Quantifying kinematic substructure in star-forming regions with statistical tests of spatial autocorrelation

TL;DR

This paper demonstrates that Moran's I statistic can effectively quantify spatial-kinematic substructure in young star-forming regions, helping distinguish between hierarchical and monolithic formation models over several million years.

Contribution

It introduces the use of Moran's I statistic for analyzing spatial-kinematic substructure in star clusters and validates its effectiveness through N-body simulations.

Findings

Moran's I reliably quantifies spatial-kinematic substructure.

It can distinguish between hierarchical and monolithic formation models.

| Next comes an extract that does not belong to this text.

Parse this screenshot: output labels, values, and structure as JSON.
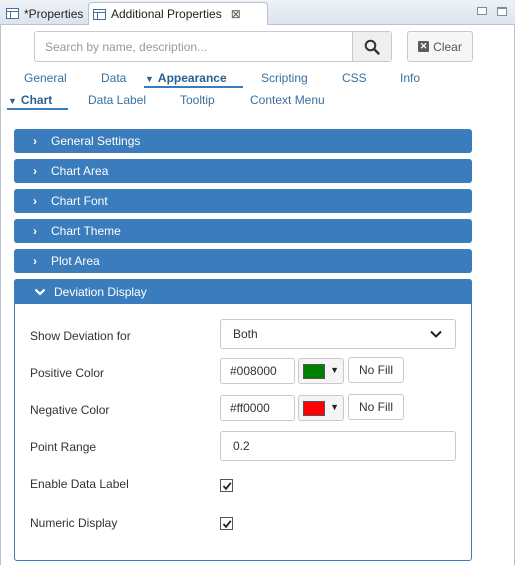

The statistic remains effective up to 10 Myr in star cluster evolution.

Abstract

We investigate whether spatial-kinematic substructure in young star-forming regions can be quantified using Moran's $I$ statistic. Its presence in young star clusters would provide an indication that the system formed from initially substructured conditions, as expected by the hierarchical model of star cluster formation, even if the cluster were spatially smooth and centrally concentrated. Its absence, on the other hand, would be evidence that star clusters form monolithically. The Moran's $I$ statistic is applied to $N$-body simulations of star clusters with different primordial spatial-velocity structures, and its evolution over time is studied. It is found that this statistic can be used to reliably quantify spatial-kinematic substructure, and can be used to provide evidence as to whether the spatial-kinematic structure of regions with ages $\lesssim$ 6 Myr is best reproduced by the hierarchical or monolithic models of star formation. Moran's $I$ statistic is also able to conclusively say whether the data are $not$ consistent with initial conditions that lack kinematic substructure, such as the monolithic model, in regions with ages up to, and potentially beyond, 10 Myrs. This can therefore provide a kinematic signature of the star cluster formation process that is observable for many Myr after any initial spatial structure has been erased.